PM Orbán: Hungary cannot support extension of von der Leyen's mandate

The prime minister said Von der Leyen had used the rule of law as a party political tool against Hungary.

Prime Minister Viktor Orbán said in Brussels on Thursday that Hungary cannot support the extension of European Commission President Ursula von der Leyen's mandate.
In an interview ahead of a two-day European Council summit, PM Orbán said Von der Leyen had used the rule of law as a party political tool against Hungary. PM Orbán said a newly elected Polish government had implemented changes “that were at least questionable. “When I asked in a letter whether we Hungarians could do what the new Polish government did in Poland, they didn’t even deign to answer. We do not think the president of such a Commission should stay in place.” He said the European People’s Party (EPP), the Socialists and the Liberals had formed a “coalition” to name the new leaders of European Union institutions. “That is a party coalition of lies and deception,” he said. PM Orbán called the agreement “shameful”, and said it had been set up based on party affiliations, without regard to the “bad performance of the past five years” or plans for the future. The EPP “has collected some of the right-wing votes and shifted them to the left,” PM Orbán said. “This is impertinence in the face of European voters,” he said. “We have no reason to support this abuse of power.”

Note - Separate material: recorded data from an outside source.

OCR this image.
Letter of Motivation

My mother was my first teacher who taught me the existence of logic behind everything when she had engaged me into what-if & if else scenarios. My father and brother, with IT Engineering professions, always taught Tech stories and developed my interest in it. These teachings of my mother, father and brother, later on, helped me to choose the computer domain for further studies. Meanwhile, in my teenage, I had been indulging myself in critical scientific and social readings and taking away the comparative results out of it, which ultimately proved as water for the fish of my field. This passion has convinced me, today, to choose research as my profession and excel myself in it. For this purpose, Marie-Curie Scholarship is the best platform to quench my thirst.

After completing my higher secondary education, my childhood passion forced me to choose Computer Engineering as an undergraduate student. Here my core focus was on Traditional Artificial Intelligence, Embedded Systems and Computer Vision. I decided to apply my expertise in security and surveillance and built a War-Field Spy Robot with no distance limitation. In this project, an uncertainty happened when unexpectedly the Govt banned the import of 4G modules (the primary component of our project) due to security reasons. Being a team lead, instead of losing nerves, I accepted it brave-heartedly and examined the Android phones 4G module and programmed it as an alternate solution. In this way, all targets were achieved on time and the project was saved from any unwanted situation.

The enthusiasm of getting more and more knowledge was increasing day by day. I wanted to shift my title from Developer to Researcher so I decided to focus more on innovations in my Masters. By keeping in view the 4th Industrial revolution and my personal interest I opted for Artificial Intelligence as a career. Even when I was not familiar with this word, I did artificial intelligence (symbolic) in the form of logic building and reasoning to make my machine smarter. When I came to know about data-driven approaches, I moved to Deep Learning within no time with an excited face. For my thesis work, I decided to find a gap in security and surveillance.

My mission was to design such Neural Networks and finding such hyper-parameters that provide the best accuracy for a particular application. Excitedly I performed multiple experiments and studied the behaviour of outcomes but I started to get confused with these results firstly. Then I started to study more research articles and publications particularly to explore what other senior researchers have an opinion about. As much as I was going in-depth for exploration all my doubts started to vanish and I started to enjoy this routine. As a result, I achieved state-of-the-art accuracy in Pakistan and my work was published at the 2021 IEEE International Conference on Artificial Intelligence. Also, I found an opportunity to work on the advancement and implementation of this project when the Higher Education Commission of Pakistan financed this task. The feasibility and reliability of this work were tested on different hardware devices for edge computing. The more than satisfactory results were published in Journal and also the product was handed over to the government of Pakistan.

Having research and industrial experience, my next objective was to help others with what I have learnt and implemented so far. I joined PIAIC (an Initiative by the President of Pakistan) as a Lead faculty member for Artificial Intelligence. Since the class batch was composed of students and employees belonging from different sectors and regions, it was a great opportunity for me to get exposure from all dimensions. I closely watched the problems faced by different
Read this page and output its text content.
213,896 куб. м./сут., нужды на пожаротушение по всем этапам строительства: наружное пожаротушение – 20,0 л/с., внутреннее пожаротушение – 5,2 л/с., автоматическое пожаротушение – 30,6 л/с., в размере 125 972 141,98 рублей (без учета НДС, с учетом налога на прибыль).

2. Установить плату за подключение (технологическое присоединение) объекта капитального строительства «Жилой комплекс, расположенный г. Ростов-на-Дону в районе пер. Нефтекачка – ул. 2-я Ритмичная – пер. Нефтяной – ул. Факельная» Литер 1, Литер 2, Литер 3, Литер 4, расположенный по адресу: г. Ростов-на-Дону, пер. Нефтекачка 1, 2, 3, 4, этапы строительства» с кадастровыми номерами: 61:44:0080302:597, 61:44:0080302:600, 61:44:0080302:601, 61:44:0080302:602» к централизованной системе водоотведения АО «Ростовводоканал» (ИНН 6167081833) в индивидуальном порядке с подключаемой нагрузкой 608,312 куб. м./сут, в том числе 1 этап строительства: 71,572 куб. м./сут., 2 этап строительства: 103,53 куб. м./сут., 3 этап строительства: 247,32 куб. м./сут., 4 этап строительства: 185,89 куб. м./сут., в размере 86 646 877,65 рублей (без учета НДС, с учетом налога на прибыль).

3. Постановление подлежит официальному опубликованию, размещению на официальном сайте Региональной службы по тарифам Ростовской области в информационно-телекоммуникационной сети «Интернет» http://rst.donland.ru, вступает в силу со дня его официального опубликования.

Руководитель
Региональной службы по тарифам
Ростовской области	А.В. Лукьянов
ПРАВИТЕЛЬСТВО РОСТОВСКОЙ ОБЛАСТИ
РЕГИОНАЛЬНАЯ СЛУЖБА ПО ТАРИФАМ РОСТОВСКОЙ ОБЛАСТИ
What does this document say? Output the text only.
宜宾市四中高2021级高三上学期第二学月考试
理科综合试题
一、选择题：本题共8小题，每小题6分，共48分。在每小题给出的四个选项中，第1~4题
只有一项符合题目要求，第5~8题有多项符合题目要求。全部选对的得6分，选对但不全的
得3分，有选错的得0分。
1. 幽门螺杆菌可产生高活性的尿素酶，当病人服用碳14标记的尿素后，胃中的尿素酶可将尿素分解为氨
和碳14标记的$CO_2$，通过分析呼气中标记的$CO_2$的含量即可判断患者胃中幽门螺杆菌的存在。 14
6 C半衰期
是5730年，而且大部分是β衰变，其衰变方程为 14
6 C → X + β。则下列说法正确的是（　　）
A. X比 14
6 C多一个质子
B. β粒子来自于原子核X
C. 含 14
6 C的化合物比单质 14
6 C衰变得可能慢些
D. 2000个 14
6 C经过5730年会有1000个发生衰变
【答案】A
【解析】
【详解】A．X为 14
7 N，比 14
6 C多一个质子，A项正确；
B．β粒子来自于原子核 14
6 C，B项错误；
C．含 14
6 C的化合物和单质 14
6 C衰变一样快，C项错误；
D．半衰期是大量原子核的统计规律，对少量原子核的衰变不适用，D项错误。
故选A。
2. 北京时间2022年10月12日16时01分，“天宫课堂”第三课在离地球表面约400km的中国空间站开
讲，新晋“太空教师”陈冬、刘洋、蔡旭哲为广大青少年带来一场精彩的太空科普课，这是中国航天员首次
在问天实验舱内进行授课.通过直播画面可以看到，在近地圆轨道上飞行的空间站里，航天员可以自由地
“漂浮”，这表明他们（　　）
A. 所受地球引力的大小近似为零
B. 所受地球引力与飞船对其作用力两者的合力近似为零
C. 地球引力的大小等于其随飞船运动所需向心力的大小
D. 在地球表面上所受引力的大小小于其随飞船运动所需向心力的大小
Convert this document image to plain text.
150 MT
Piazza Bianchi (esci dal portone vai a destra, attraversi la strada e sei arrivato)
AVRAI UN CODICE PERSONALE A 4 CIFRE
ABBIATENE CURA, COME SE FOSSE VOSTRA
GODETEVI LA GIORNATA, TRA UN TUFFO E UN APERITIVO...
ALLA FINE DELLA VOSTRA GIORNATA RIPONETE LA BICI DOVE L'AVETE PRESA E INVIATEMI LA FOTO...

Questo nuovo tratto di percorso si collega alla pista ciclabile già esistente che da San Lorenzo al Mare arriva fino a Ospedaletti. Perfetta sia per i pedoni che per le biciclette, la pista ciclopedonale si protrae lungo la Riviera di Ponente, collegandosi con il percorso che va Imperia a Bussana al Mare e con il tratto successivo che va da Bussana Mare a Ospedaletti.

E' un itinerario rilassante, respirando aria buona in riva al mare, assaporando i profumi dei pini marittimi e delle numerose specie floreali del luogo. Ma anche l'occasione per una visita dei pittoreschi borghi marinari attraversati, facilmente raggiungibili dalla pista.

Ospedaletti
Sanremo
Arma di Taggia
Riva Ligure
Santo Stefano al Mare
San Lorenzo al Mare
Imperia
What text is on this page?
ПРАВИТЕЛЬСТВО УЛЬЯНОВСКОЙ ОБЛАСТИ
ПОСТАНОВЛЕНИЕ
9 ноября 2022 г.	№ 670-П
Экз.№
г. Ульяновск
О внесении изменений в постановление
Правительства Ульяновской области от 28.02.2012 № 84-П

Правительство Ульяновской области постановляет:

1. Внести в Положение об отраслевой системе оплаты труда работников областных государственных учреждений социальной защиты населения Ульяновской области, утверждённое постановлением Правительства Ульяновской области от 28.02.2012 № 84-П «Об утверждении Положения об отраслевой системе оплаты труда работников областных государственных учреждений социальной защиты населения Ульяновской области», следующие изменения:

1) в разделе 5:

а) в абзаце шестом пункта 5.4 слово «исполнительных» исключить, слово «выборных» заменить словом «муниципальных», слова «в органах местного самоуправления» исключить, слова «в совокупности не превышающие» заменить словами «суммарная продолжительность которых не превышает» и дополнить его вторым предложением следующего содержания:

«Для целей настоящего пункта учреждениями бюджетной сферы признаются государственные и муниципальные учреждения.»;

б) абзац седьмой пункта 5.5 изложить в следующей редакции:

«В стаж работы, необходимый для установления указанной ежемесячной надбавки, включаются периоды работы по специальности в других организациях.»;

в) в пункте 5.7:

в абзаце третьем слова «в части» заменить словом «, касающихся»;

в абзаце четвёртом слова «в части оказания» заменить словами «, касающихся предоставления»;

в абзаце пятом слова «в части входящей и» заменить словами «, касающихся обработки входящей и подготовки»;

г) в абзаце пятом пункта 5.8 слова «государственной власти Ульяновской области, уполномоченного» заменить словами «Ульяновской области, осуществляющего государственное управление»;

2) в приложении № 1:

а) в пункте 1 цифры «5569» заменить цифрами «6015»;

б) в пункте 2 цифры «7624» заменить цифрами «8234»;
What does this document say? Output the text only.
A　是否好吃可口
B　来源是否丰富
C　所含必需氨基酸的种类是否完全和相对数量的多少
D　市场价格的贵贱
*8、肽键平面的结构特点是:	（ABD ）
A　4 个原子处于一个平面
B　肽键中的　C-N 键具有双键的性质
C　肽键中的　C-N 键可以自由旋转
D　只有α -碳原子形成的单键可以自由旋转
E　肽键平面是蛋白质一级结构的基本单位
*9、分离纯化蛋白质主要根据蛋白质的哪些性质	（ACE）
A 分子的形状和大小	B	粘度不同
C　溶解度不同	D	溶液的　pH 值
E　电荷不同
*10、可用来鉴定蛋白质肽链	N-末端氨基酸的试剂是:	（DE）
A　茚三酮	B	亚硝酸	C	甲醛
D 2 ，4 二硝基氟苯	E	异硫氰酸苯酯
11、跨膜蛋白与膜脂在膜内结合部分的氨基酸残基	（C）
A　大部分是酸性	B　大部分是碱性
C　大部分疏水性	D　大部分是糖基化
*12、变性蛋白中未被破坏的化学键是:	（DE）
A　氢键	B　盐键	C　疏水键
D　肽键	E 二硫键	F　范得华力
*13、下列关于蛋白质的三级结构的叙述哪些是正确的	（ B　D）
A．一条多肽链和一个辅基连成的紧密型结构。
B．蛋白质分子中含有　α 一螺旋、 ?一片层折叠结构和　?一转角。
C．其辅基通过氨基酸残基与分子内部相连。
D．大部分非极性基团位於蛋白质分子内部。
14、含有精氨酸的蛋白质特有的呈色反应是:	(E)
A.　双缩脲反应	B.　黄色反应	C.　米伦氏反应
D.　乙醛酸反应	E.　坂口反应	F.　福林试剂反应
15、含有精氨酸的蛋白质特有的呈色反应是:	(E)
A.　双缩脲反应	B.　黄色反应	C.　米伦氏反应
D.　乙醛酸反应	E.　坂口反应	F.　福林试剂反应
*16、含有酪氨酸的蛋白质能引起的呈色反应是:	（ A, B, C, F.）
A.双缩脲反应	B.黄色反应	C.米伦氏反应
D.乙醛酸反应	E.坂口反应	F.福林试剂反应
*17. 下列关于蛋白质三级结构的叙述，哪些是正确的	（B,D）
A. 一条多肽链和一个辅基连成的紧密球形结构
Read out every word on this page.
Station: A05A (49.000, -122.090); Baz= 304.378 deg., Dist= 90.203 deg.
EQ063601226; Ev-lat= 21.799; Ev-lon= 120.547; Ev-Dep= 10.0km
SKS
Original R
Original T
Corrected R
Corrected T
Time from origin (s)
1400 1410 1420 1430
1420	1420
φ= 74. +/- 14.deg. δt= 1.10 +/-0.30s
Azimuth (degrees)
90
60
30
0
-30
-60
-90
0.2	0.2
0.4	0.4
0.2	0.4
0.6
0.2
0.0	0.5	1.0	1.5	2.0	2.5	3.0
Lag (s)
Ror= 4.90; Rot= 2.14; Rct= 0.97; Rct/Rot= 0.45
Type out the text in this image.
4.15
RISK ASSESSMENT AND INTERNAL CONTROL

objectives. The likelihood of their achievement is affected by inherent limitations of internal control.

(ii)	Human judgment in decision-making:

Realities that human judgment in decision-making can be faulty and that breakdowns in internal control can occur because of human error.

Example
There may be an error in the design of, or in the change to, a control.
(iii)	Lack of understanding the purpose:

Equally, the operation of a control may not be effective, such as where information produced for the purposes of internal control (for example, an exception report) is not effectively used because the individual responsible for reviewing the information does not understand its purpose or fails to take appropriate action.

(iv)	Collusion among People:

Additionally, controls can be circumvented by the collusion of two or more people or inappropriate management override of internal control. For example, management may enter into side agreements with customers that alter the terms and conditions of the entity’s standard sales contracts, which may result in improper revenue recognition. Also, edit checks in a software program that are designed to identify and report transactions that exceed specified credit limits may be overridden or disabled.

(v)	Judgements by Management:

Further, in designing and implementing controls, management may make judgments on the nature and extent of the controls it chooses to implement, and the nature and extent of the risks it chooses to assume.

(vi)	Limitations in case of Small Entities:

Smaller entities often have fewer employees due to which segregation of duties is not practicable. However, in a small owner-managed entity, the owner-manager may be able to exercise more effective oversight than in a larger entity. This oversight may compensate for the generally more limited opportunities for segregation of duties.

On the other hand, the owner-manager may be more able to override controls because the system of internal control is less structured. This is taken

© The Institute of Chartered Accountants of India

The prime minister also said, regarding country-specific recommendations to Hungary in EU reports, that “we take those as compliments.” Those are important tools of Hungarian economic policy and contribute to Hungarian growth’s far outstripping the EU average, he added. “That’s where Hungarian success comes from. They want to take that success away, but we shall not give it away,” he said. Asked about Hungary’s EU presidency starting on Monday, PM Orbán said its main focus areas were competitiveness and economic growth. Besides those issues, “which are supported by everyone,” Hungary also seeks to promote peace and stop illegal migration, he added. “Large countries are backing 95% of our programmes,” he added.